Statistical Comparison Result-Table

Cross-sectional Comparison

_images/resulttable.png

The index (rows) of the result table consists of the feature name on the outer level and the dataset combination used in the respective comparison as second level index. FEATURE1 (1, 2) hereby declares that this row represents the comparison of FEATURE1 between dataset 1 and 2,where 1 and 2 point to the position of the respective dataset in the DataCollection.

The result table of a feature comparison lists in the columns:

  • The p-values
  • The familywise error corrected p-values
  • A boolean indicator if the test result was significant (a significance level alpha of 0.05 is assumed)
  • One column per dataset listing the number of observations available for the comparison of that feature
_images/sig_feat_example.png

The above figure shows the visualization of data as a boxplot (A) and a comparative kernel density estimate plot (B).

Longitudinal Comparison

_images/longresult.png

Like for the cross-sectional comparison the table is indexed using multiple layers. The first and third index refer again to the feature name and the datasets being compared, respectively. The second layer gives information on the longitudinal dimension. It lists the longitudinal value (e.g. a time point) at which the corresponding statistical tests have been performed.
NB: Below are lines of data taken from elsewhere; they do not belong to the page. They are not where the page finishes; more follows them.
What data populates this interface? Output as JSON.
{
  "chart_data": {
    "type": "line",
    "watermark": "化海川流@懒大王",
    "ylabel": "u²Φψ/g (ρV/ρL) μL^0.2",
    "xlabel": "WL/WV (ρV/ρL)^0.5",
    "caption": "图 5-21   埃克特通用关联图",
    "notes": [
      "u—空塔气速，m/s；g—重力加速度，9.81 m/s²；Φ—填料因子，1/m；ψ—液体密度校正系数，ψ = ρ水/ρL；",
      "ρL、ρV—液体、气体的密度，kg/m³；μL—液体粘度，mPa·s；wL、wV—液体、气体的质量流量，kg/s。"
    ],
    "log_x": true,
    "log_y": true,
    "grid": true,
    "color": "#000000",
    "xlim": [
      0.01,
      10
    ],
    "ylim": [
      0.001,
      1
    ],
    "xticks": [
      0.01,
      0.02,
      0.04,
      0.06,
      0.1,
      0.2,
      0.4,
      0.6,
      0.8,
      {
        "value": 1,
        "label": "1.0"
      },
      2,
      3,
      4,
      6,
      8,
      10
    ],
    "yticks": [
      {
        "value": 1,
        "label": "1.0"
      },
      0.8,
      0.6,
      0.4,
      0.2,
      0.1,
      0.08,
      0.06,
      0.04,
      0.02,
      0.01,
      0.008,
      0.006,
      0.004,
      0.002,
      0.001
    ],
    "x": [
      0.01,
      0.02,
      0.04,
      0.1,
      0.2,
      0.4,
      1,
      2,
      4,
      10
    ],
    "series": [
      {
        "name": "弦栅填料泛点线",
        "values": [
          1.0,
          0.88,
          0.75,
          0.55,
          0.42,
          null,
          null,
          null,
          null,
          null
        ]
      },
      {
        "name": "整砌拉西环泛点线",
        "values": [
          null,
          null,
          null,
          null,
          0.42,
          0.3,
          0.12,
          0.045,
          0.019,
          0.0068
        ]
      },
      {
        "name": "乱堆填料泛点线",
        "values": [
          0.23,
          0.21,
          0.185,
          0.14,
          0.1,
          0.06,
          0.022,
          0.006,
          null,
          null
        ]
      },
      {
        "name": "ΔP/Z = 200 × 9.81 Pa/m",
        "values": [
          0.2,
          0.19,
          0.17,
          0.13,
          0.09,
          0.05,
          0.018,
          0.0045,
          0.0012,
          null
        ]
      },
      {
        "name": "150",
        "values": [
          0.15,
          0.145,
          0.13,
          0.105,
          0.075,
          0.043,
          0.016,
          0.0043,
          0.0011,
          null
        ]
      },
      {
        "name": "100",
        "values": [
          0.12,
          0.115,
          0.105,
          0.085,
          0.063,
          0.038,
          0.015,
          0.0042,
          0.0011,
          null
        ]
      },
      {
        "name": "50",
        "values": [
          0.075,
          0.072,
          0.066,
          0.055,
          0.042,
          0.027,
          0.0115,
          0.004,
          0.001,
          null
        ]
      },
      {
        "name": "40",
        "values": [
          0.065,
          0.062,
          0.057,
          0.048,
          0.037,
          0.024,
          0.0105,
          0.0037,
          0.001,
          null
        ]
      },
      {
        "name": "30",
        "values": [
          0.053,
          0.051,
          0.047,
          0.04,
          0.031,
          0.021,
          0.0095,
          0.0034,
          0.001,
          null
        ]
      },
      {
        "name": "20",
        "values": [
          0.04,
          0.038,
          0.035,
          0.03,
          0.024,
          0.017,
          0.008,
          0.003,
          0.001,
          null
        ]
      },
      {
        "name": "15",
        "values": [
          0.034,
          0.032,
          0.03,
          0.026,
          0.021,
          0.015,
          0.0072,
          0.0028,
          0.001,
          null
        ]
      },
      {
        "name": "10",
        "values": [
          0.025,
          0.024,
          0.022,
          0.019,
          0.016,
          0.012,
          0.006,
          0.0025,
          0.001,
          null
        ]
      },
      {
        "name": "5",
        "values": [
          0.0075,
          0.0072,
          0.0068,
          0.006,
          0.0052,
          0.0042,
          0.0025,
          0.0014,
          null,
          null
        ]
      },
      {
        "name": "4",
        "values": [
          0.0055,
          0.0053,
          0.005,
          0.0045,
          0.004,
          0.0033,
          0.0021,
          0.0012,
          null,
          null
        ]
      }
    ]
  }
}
_images/FEAT1prog_score_ROBL.png

This figure depicts a visualization of the progression of a feature over multiple longitudinal steps.

Clustering

The confusion matrix of the hierarchical clustering lists the datasets as rows and clusters as columns. Each cell represents the number of entities of that dataset being assigned to the respective cluster. Based on the contingency matrix a chi² test is performed to assess if the distribution across clusters is significantlydifferent for the datasets. If so, there might be systematic batch effects present.